Drill a hole in the bottom center of the bucket. The hole needs to be 2 inches in diameter. Fit a cork snugly into this; the cork should protrude 2 inches into the bucket. The bucket needs to be 12 inches tall and 12 inches wide at the rim.
Step 2 - Core
The rod will be the core of your pottery kiln. Shaped like a cylinder, it needs to be 8 inches long by 8 inches around. Now line the bucket with newspaper. You also need to cover the core wood with paper. Don’t use a single layer of newspaper but line thickly. Now take the sand mixture and put into the bucket. Press it over the newspaper and make sure it’s 2 inches deep at the bottom of the bucket, making sure it’s in the center of the bucket. Leave this for 48 hours to cure. In the meantime, drill a hole 1 inch in diameter on the bucket’s lid.
Step 3 - Muffle
You’ll have to create what is known as a muffle for the kiln. This is a cylinder of clay, 2 inches long and with walls ½ inch thick. It allows for the correct flow of heat in your pottery kiln. After shaping it, leave to dry for 2 days.
Step 4 - Pipe
You need a chimney for your pottery kiln. To make it, take a metal pipe that’s 1 inch in diameter and 2 feet long. Insert it into the hole you’ve drilled in the lid of the kiln so it sits firmly.
Step 5 - Finishing
Once the clay mixture in the kiln has properly cured, put in the dried muffle. It should sit 1 inch away from the wall of the kiln. You will also need a rack for the pottery you put in the pottery kiln.

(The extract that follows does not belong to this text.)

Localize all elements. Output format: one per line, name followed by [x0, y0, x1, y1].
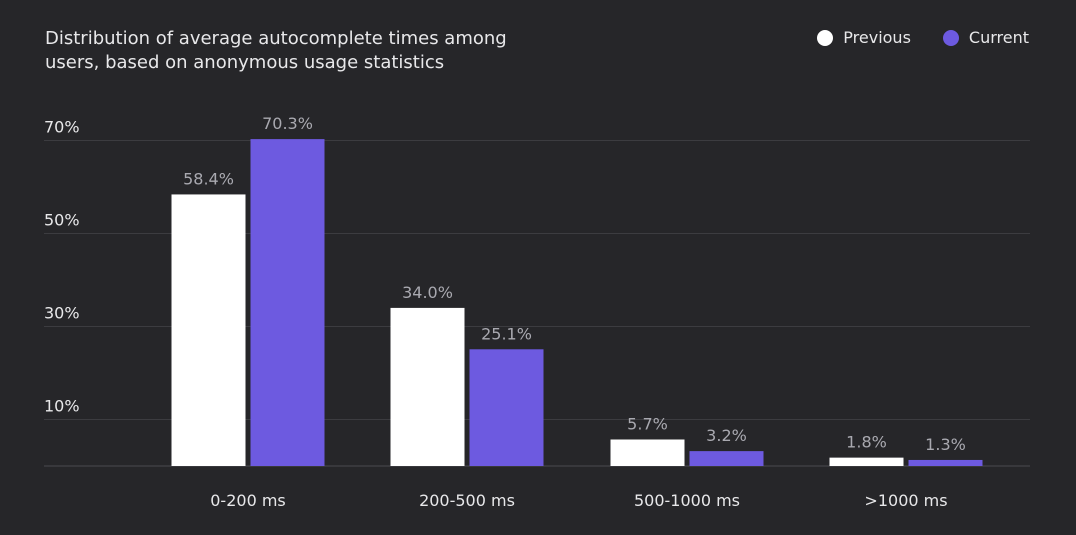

Sit the kiln on 3 bricks arranged in a triangle. This will prevent the surface becoming too hot. To apply heat use a plumber’s torch on the bucket kiln, or hook up a Bunsen burner. It’s important to increase the heat gradually or you risk the metal bucket cracking. For earthenware the temperature needs to be 1,250 degrees Centigrade. Ceramics need a temperature 150 degrees higher.